When the remains of Saint Bernard and his companions, the first Franciscan martyrs were brought to be buried in his church, Anthony was moved to leave his order, enter the Friars Minor, and go to Morocco to evangelize. Shipwrecked at Sicily, he joined some other brothers who were going to the church in Portiuncula. He lived in a cave at San Paolo leaving only to attend Mass and sweep the nearby monastery. One day when a scheduled speaker failed to appear, the brothers pressed him into speaking. He impressed them so that he was thereafter constantly travelling and preaching. He taught theology through Italy and France.

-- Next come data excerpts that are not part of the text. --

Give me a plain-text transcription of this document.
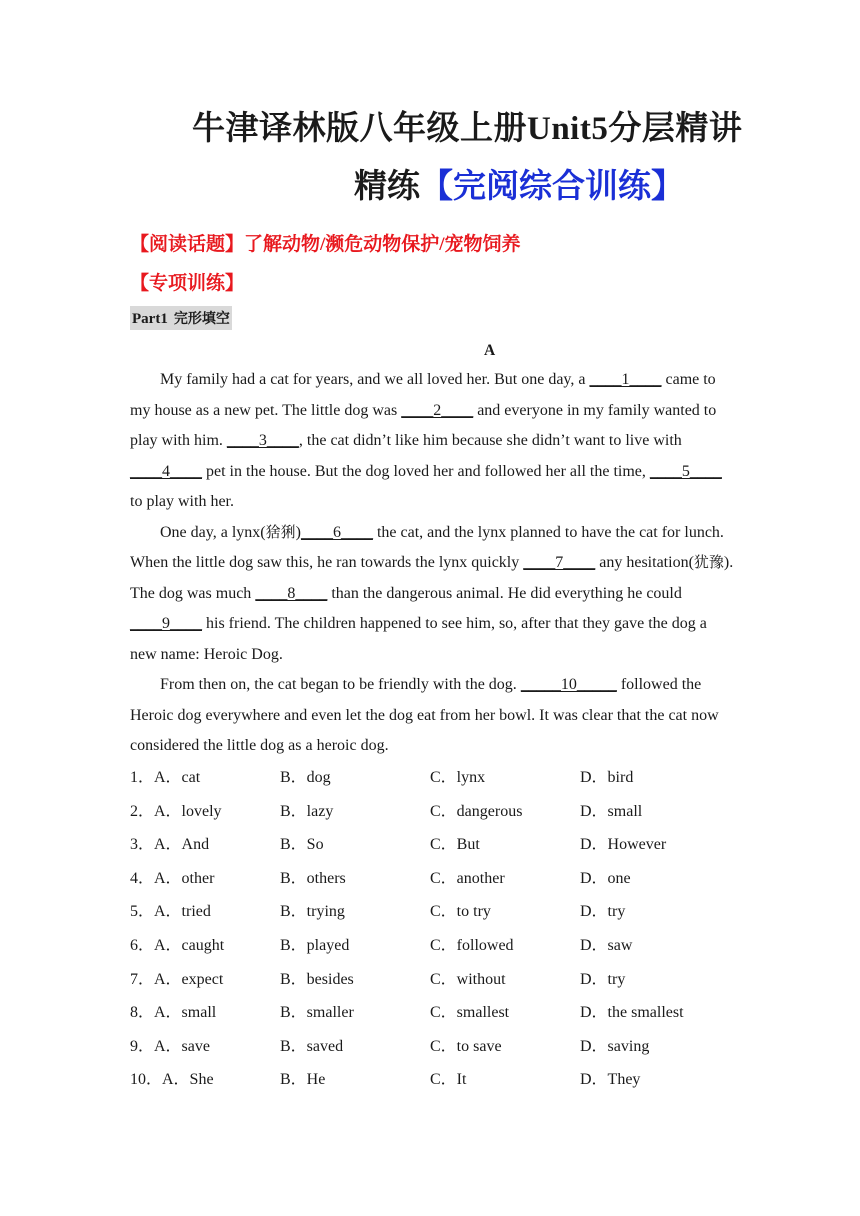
牛津译林版八年级上册Unit5分层精讲
精练【完阅综合训练】
【阅读话题】了解动物/濒危动物保护/宠物饲养
【专项训练】
Part1 完形填空
A

My family had a cat for years, and we all loved her. But one day, a ____1____ came to my house as a new pet. The little dog was ____2____ and everyone in my family wanted to play with him. ____3____, the cat didn’t like him because she didn’t want to live with ____4____ pet in the house. But the dog loved her and followed her all the time, ____5____ to play with her.

One day, a lynx(猞猁)____6____ the cat, and the lynx planned to have the cat for lunch. When the little dog saw this, he ran towards the lynx quickly ____7____ any hesitation(犹豫). The dog was much ____8____ than the dangerous animal. He did everything he could ____9____ his friend. The children happened to see him, so, after that they gave the dog a new name: Heroic Dog.

From then on, the cat began to be friendly with the dog. _____10_____ followed the Heroic dog everywhere and even let the dog eat from her bowl. It was clear that the cat now considered the little dog as a heroic dog.

1．A．cat	B．dog	C．lynx	D．bird
2．A．lovely	B．lazy	C．dangerous	D．small
3．A．And	B．So	C．But	D．However
4．A．other	B．others	C．another	D．one
5．A．tried	B．trying	C．to try	D．try
6．A．caught	B．played	C．followed	D．saw
7．A．expect	B．besides	C．without	D．try
8．A．small	B．smaller	C．smallest	D．the smallest
9．A．save	B．saved	C．to save	D．saving
10．A．She	B．He	C．It	D．They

A gifted speaker, he attracted crowds everywhere he went, speaking in multiple tongues; legend says that even the fish loved to listen. One of the most beloved of saints, his images and statues are found everywhere – though none of them portray him as a heavy-set man, which some reports claim he was
One source of the well-known patronage for the recovery of lost objects comes from a legend that, long after Anthony’s death, his old prayer book was kept as a treasured relic, and one day it disappeared. People prayed for help in finding the lost item. A novice found it and returned it; he later admitted that he had “borrowed” the book and returned it after receiving a vision of an angry Anthony.